99's writing has an easy pace and it is lucid. The dialogue is urbane and keeps you focussed on the action.

Vinod Khanna (also a punter) and Boman are talking, when a cricket match about to be played later that day comes up. Does he have a tip, asks Boman. Tips are for waiters, says Khanna, not punters.

Manjrekar sends Khemu and Broacha to Delhi to recover from Irani. Staying in a five-star hotel, on Manjrekar's credit card, Khemu falls in love with the hotel's duty manager, Soha Ali Khan.

Boman works in a currency exchange firm and a client drops off $50,000 to be changed.

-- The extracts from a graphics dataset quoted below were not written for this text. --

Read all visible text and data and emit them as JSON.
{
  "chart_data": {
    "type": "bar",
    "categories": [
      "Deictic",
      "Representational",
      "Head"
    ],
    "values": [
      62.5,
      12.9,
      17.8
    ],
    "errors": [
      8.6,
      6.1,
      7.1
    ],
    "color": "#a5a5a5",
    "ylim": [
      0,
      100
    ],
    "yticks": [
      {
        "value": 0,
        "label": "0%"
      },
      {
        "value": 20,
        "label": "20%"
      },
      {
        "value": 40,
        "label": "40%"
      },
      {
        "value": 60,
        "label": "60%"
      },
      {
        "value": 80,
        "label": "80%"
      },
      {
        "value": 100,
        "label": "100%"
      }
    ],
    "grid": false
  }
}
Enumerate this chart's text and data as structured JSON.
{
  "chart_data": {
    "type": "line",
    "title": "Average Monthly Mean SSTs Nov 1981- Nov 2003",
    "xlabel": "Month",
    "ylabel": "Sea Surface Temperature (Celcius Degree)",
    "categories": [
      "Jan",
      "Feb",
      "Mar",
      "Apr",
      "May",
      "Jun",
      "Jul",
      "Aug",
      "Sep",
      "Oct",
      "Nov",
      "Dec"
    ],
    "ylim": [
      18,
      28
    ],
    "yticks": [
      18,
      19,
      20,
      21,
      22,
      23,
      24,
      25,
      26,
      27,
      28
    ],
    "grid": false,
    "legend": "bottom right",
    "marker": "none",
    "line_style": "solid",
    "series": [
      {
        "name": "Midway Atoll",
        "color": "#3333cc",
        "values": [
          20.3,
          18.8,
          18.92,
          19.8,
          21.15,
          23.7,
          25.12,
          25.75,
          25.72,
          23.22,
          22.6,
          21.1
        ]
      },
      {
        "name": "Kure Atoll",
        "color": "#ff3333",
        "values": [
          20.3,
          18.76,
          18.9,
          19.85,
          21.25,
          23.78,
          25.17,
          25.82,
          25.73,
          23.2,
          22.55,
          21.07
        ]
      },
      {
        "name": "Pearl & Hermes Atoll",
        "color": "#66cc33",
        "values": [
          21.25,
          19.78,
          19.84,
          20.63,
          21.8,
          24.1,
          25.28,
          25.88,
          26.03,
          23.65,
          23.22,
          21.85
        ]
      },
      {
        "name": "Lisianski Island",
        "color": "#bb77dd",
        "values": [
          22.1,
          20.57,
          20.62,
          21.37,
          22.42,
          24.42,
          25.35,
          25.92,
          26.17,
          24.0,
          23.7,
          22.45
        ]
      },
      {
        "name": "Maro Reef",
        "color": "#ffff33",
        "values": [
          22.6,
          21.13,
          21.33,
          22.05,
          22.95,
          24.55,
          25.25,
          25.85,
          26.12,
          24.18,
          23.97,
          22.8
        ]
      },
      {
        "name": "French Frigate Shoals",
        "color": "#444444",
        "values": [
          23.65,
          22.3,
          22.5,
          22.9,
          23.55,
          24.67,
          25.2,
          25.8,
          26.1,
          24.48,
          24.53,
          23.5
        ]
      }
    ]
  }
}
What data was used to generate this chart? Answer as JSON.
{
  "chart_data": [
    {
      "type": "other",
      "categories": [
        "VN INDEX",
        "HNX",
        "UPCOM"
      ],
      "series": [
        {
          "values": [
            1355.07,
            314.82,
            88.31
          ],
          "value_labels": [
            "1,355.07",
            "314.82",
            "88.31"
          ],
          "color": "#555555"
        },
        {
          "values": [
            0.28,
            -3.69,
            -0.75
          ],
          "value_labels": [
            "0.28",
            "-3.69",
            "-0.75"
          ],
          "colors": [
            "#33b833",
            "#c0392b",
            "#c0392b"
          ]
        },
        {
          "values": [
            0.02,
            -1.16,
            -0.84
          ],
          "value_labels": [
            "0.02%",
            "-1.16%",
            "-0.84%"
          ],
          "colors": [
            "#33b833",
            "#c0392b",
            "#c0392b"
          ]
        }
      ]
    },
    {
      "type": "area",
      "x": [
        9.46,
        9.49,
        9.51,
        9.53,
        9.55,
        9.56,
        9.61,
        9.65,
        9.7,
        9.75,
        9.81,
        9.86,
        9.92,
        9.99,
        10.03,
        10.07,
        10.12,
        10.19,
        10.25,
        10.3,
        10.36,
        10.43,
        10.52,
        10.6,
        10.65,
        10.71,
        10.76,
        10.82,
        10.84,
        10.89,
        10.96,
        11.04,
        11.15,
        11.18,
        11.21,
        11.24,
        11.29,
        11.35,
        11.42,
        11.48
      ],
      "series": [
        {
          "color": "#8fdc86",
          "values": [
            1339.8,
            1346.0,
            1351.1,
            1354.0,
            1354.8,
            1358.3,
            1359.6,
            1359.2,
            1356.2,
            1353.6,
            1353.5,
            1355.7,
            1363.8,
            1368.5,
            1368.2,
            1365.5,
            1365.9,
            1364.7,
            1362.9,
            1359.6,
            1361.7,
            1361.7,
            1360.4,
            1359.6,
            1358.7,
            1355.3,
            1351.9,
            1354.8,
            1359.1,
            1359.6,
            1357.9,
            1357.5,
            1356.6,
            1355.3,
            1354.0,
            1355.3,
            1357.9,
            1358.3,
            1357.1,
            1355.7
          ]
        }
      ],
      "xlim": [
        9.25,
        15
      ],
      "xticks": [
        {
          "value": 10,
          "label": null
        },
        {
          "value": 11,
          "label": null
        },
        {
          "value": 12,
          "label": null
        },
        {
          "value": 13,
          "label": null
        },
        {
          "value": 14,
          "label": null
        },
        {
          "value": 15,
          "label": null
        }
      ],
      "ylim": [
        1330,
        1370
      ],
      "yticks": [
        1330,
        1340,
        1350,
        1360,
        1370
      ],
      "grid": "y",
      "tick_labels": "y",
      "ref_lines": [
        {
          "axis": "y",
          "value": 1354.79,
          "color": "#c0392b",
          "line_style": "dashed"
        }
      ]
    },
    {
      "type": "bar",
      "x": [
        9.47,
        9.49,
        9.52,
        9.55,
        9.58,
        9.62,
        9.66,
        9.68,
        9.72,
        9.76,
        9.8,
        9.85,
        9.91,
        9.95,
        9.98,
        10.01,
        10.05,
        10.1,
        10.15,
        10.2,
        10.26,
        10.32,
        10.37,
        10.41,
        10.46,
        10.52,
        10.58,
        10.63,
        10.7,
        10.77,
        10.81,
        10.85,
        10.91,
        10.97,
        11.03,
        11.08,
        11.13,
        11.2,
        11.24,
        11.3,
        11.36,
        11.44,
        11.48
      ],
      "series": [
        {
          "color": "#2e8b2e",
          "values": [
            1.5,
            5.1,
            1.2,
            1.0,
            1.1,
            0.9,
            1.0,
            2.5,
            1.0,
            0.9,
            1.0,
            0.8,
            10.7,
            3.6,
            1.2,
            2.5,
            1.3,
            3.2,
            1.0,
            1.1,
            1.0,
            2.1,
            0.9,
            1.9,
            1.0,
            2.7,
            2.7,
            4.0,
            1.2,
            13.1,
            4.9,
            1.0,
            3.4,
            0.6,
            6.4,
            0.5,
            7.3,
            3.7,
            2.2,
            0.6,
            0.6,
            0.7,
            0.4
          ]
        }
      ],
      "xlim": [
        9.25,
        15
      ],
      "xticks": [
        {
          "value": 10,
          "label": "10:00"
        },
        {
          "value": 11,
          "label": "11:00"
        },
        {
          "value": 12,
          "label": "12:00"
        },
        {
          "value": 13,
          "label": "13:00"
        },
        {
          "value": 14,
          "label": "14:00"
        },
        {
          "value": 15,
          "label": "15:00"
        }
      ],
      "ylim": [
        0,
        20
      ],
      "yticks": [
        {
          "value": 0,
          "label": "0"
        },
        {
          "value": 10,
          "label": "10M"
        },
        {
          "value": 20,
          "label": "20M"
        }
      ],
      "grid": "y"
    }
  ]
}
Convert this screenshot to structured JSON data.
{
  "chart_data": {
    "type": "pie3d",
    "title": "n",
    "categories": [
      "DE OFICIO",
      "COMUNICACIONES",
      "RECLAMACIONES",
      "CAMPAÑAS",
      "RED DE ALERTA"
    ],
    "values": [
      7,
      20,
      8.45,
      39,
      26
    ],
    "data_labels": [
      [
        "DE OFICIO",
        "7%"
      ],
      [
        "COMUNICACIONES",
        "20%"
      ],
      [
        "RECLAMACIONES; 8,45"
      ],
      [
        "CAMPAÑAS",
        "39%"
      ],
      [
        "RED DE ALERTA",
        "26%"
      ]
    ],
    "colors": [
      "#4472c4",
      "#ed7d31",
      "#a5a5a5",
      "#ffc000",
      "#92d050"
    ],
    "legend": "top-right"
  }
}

Boman is tempted to gamble with the money and hides it in his briefcase. The boys find it on a visit to his office, and take it from him. But it's stolen from them as well and the movie then spins into its long climax. Will the boys get the money back? Will Boman pull his life back together? Will Manjrekar let the boys go? Will Khemu bag Soha?

That's what you should watch the movie for: how all of this falls into place.

99 has some excellent performances.

There's a lovely role by Boman's rather short moneylender, who, having come to collect, takes Boman's phone and has a conversation with Boman's wife.

Mahesh Manjrekar is first rate. It's a wonder his presence in Slumdog wasn't noticed as much as, say, Anil Kapoor's was, because certainly he was better in the movie.

In 99, he tramples underfoot all the actors about him, especially in the first half, when he's up against only Khemu and Broacha.

His scenes as the slightly off-centre and short-tempered thug are delightful.

Vinod Khanna in his short role is effortless. He's put on a lot of weight and his once-rocklike face is now uncle-y soft. His eyes have become slits because of the fat on his cheeks. But he shows us the experience of his 35 years in acting.

If there is a problem with the movie, it is that a star is missing.

Kunal Kemu is lean and muscled, but he doesn't fill the screen. In the scenes he has to himself, there is a space that's vacant.

Soha Ali Khan is not as luminous as she was in Rang De Basanti. She's pleasant as she always is, because of her understated acting, but physically she looks wan.

Go watch 99. It's a good reason to get back into multiplexes again.